Although invented by Australians, the barbecue is an extremely popular form of al fresco entertaining that’s greatly enjoyed by numerous pensioners.

A simple charcoal barbecue can be bought for just a few pounds and will enable you to cook two or three chipolatas at a time and thus feed a party of six or eight in little more than 24 hours.

A larger gas barbecue will cost considerably more, but will allow you to incinerate a whole pig or half a whale in less than 10 minutes, while also welding the chassis of a tractor or small amphibious vehicle.

Charcoal imparts a delicate smoked flavour to the food you prepare, while gas barbecues can be used to anaesthetise people and extract teeth or perform minor amputations.  Gas barbecues also light at the flick of a switch, unlike charcoal versions, which may need dousing in high-octane rocket fuel in order to produce a faint glimmer of heat.

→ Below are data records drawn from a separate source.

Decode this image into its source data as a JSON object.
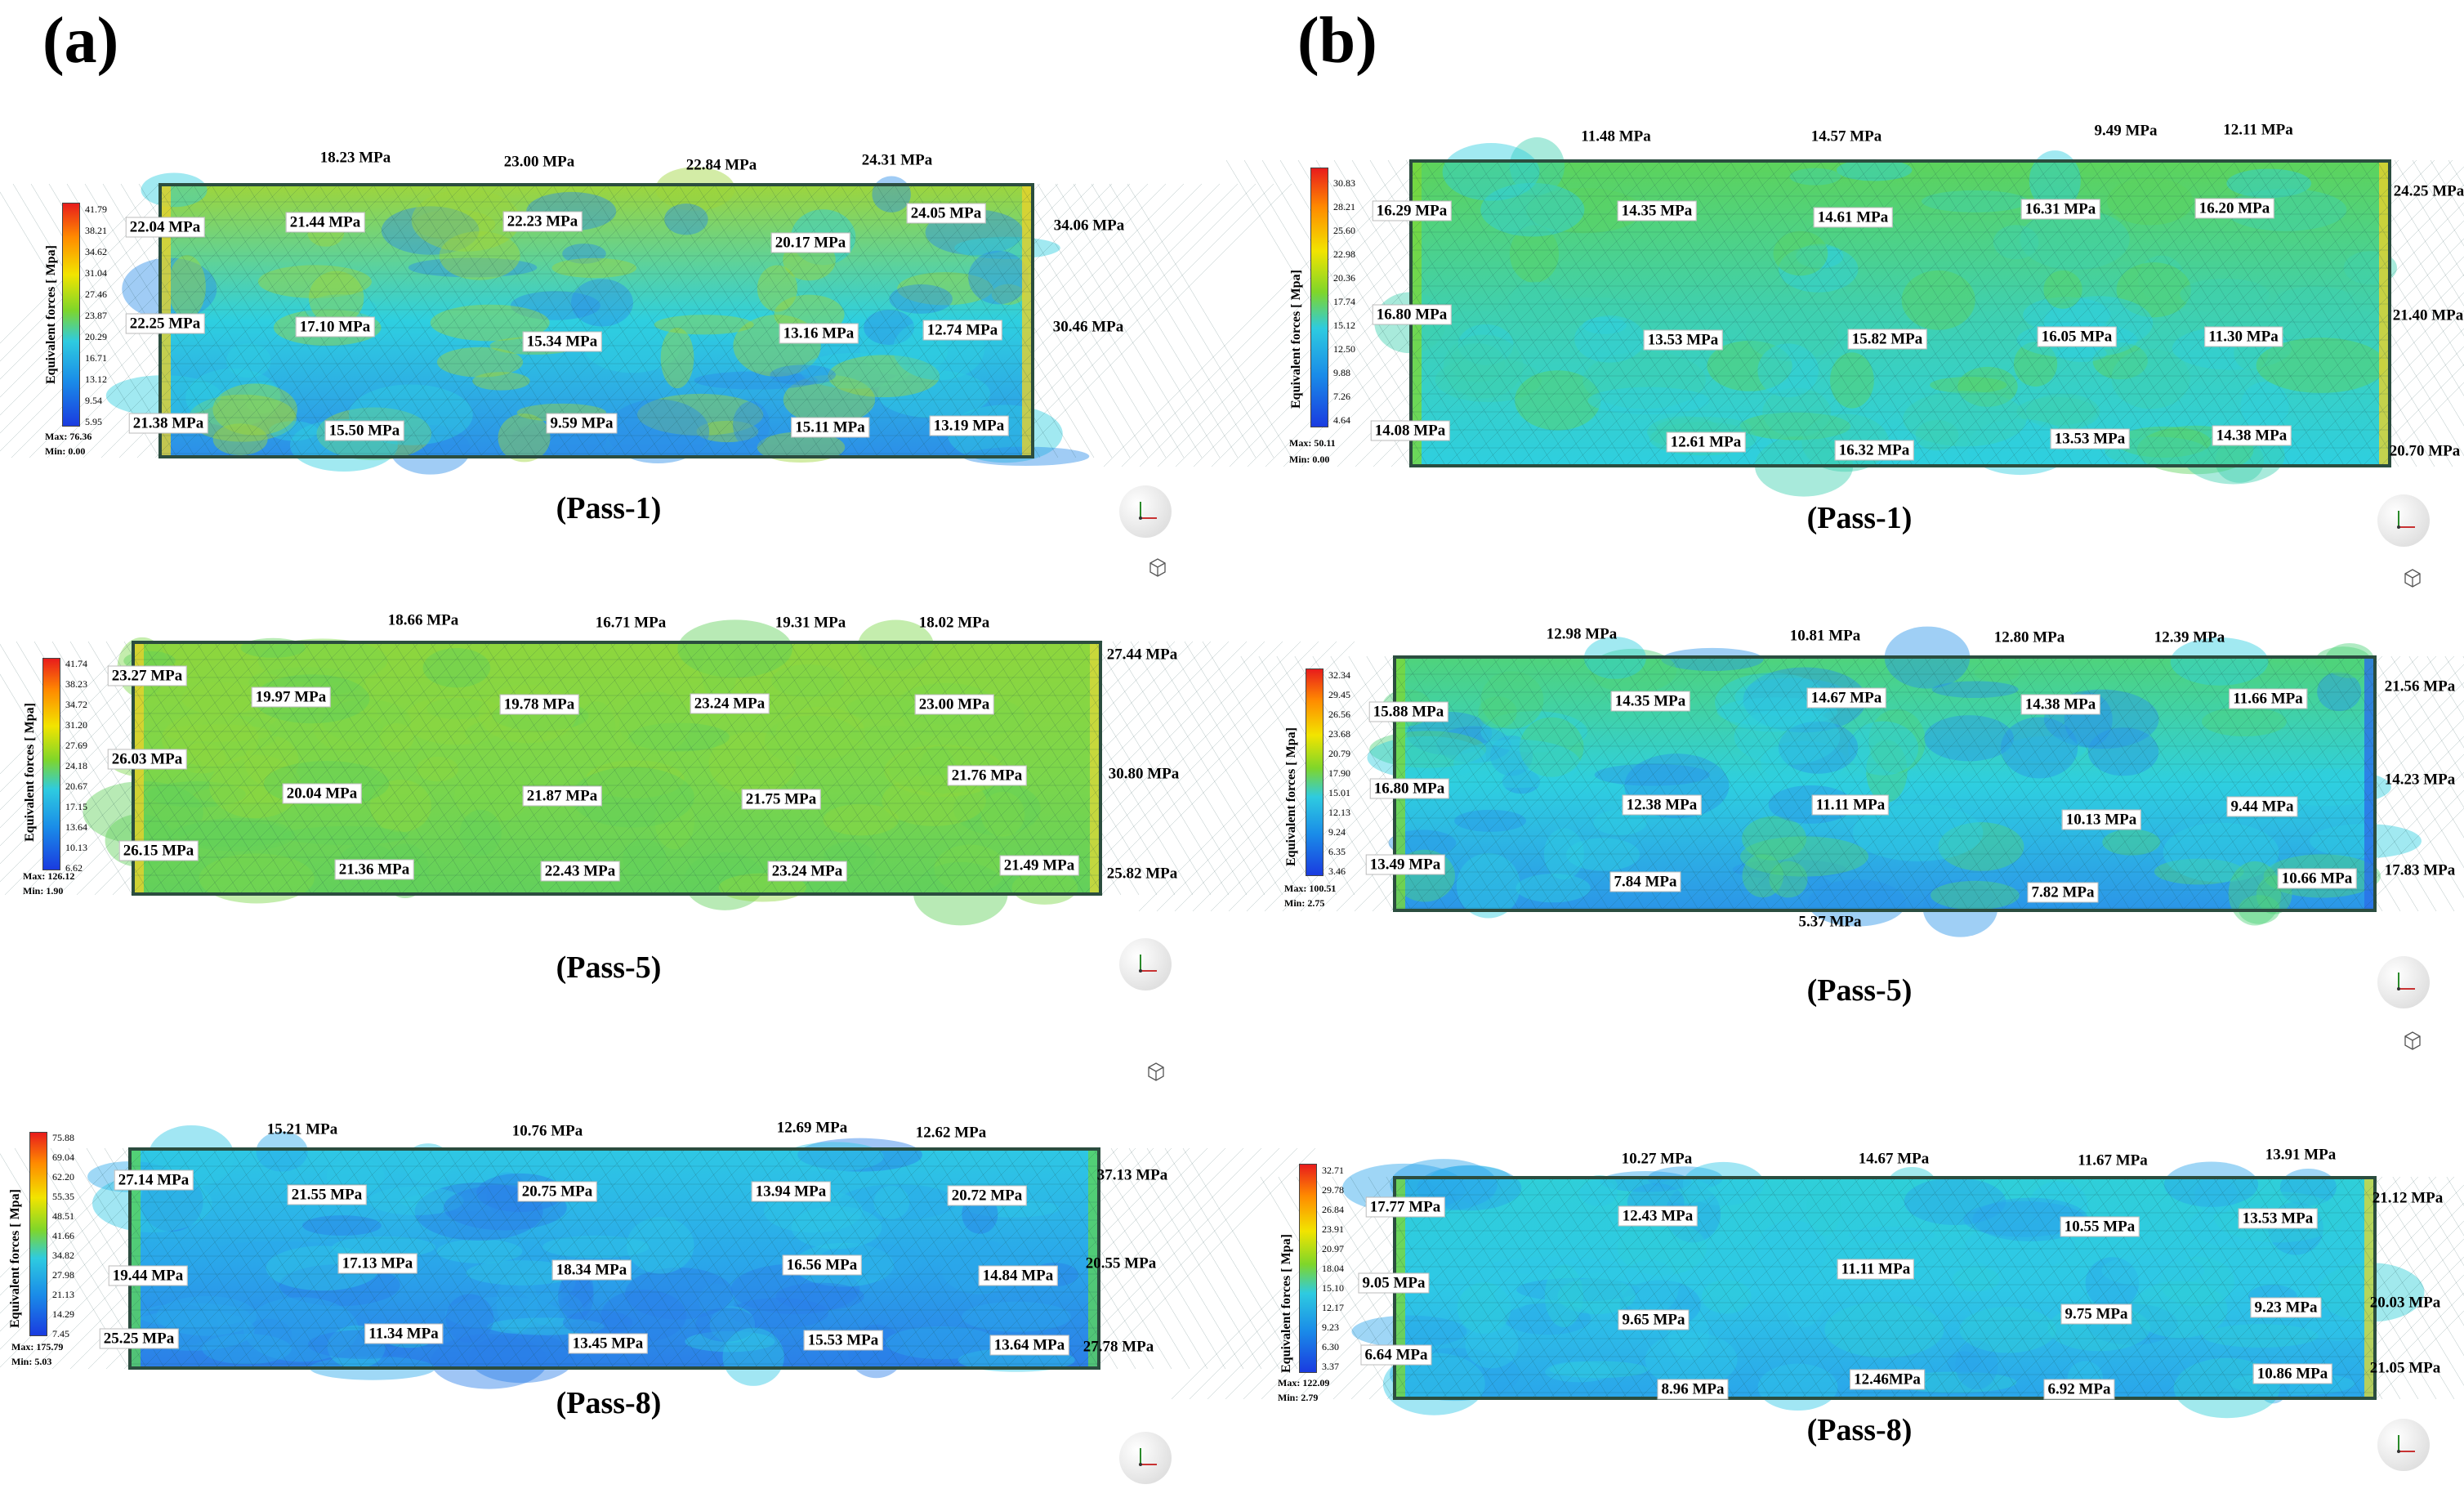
{
  "legend_title": "Equivalent forces [ Mpa]",
  "colors": {
    "min": "#1a3be0",
    "max": "#e81c1c"
  },
  "columns": [
    {
      "label": "(a)",
      "panels": [
        {
          "pass": "(Pass-1)",
          "legend_ticks": [
            "41.79",
            "38.21",
            "34.62",
            "31.04",
            "27.46",
            "23.87",
            "20.29",
            "16.71",
            "13.12",
            "9.54",
            "5.95"
          ],
          "max": "Max: 76.36",
          "min": "Min: 0.00",
          "top_labels": [
            "18.23 MPa",
            "23.00 MPa",
            "22.84 MPa",
            "24.31 MPa"
          ],
          "left_labels": [
            "22.04 MPa",
            "22.25 MPa",
            "21.38 MPa"
          ],
          "right_labels": [
            "34.06 MPa",
            "30.46 MPa"
          ],
          "row1": [
            "21.44 MPa",
            "22.23 MPa",
            "20.17 MPa",
            "24.05 MPa"
          ],
          "row2": [
            "17.10 MPa",
            "15.34 MPa",
            "13.16 MPa",
            "12.74 MPa"
          ],
          "row3": [
            "15.50 MPa",
            "9.59 MPa",
            "15.11 MPa",
            "13.19 MPa"
          ]
        },
        {
          "pass": "(Pass-5)",
          "legend_ticks": [
            "41.74",
            "38.23",
            "34.72",
            "31.20",
            "27.69",
            "24.18",
            "20.67",
            "17.15",
            "13.64",
            "10.13",
            "6.62"
          ],
          "max": "Max: 126.12",
          "min": "Min: 1.90",
          "top_labels": [
            "18.66 MPa",
            "16.71 MPa",
            "19.31 MPa",
            "18.02 MPa"
          ],
          "left_labels": [
            "23.27 MPa",
            "26.03 MPa",
            "26.15 MPa"
          ],
          "right_labels": [
            "27.44 MPa",
            "30.80 MPa",
            "25.82 MPa"
          ],
          "row1": [
            "19.97 MPa",
            "19.78 MPa",
            "23.24 MPa",
            "23.00 MPa"
          ],
          "row2": [
            "20.04 MPa",
            "21.87 MPa",
            "21.75 MPa",
            "21.76 MPa"
          ],
          "row3": [
            "21.36 MPa",
            "22.43 MPa",
            "23.24 MPa",
            "21.49 MPa"
          ]
        },
        {
          "pass": "(Pass-8)",
          "legend_ticks": [
            "75.88",
            "69.04",
            "62.20",
            "55.35",
            "48.51",
            "41.66",
            "34.82",
            "27.98",
            "21.13",
            "14.29",
            "7.45"
          ],
          "max": "Max: 175.79",
          "min": "Min: 5.03",
          "top_labels": [
            "15.21 MPa",
            "10.76 MPa",
            "12.69 MPa",
            "12.62 MPa"
          ],
          "left_labels": [
            "27.14 MPa",
            "19.44 MPa",
            "25.25 MPa"
          ],
          "right_labels": [
            "37.13 MPa",
            "20.55 MPa",
            "27.78 MPa"
          ],
          "row1": [
            "21.55 MPa",
            "20.75 MPa",
            "13.94 MPa",
            "20.72 MPa"
          ],
          "row2": [
            "17.13 MPa",
            "18.34 MPa",
            "16.56 MPa",
            "14.84 MPa"
          ],
          "row3": [
            "11.34 MPa",
            "13.45 MPa",
            "15.53 MPa",
            "13.64 MPa"
          ]
        }
      ]
    },
    {
      "label": "(b)",
      "panels": [
        {
          "pass": "(Pass-1)",
          "legend_ticks": [
            "30.83",
            "28.21",
            "25.60",
            "22.98",
            "20.36",
            "17.74",
            "15.12",
            "12.50",
            "9.88",
            "7.26",
            "4.64"
          ],
          "max": "Max: 50.11",
          "min": "Min: 0.00",
          "top_labels": [
            "11.48 MPa",
            "14.57 MPa",
            "9.49 MPa",
            "12.11 MPa"
          ],
          "left_labels": [
            "16.29 MPa",
            "16.80 MPa",
            "14.08 MPa"
          ],
          "right_labels": [
            "24.25 MPa",
            "21.40 MPa",
            "20.70 MPa"
          ],
          "row1": [
            "14.35 MPa",
            "14.61 MPa",
            "16.31 MPa",
            "16.20 MPa"
          ],
          "row2": [
            "13.53 MPa",
            "15.82 MPa",
            "16.05 MPa",
            "11.30 MPa"
          ],
          "row3": [
            "12.61 MPa",
            "16.32 MPa",
            "13.53 MPa",
            "14.38 MPa"
          ]
        },
        {
          "pass": "(Pass-5)",
          "legend_ticks": [
            "32.34",
            "29.45",
            "26.56",
            "23.68",
            "20.79",
            "17.90",
            "15.01",
            "12.13",
            "9.24",
            "6.35",
            "3.46"
          ],
          "max": "Max: 100.51",
          "min": "Min: 2.75",
          "top_labels": [
            "12.98 MPa",
            "10.81 MPa",
            "12.80 MPa",
            "12.39 MPa"
          ],
          "left_labels": [
            "15.88 MPa",
            "16.80 MPa",
            "13.49 MPa"
          ],
          "right_labels": [
            "21.56 MPa",
            "14.23 MPa",
            "17.83 MPa"
          ],
          "row1": [
            "14.35 MPa",
            "14.67 MPa",
            "14.38 MPa",
            "11.66 MPa"
          ],
          "row2": [
            "12.38 MPa",
            "11.11 MPa",
            "10.13 MPa",
            "9.44 MPa"
          ],
          "row3": [
            "7.84 MPa",
            "7.82 MPa",
            "10.66 MPa"
          ],
          "bottom_label": "5.37 MPa"
        },
        {
          "pass": "(Pass-8)",
          "legend_ticks": [
            "32.71",
            "29.78",
            "26.84",
            "23.91",
            "20.97",
            "18.04",
            "15.10",
            "12.17",
            "9.23",
            "6.30",
            "3.37"
          ],
          "max": "Max: 122.09",
          "min": "Min: 2.79",
          "top_labels": [
            "10.27 MPa",
            "14.67 MPa",
            "11.67 MPa",
            "13.91 MPa"
          ],
          "left_labels": [
            "17.77 MPa",
            "9.05 MPa",
            "6.64 MPa"
          ],
          "right_labels": [
            "21.12 MPa",
            "20.03 MPa",
            "21.05 MPa"
          ],
          "row1": [
            "12.43 MPa",
            "10.55 MPa",
            "13.53 MPa"
          ],
          "row2": [
            "11.11 MPa"
          ],
          "row3": [
            "9.65 MPa",
            "9.75 MPa",
            "9.23 MPa"
          ],
          "row4": [
            "8.96 MPa",
            "12.46MPa",
            "6.92 MPa",
            "10.86 MPa"
          ]
        }
      ]
    }
  ]
}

The most popular barbecue foods are steaks, sticky koala ribs, random squirrel bits and black, crunchy things, and these are usually accompanied by a selection of dips such as guacamole, tile paint and Stergene.  Home-made sourdough bread will add a touch of rustic authenticity, and any left over can be used to patch holes in fence panels at a later date.

Some people believe that it always rains when a barbecue is held, but official figures for 2013 show that less than 80% were subject to violent storms, tornados or avalanches.  However, one barbecue in Orton Waterville, Cambridgeshire, did have to be abandoned because of a plague of locusts.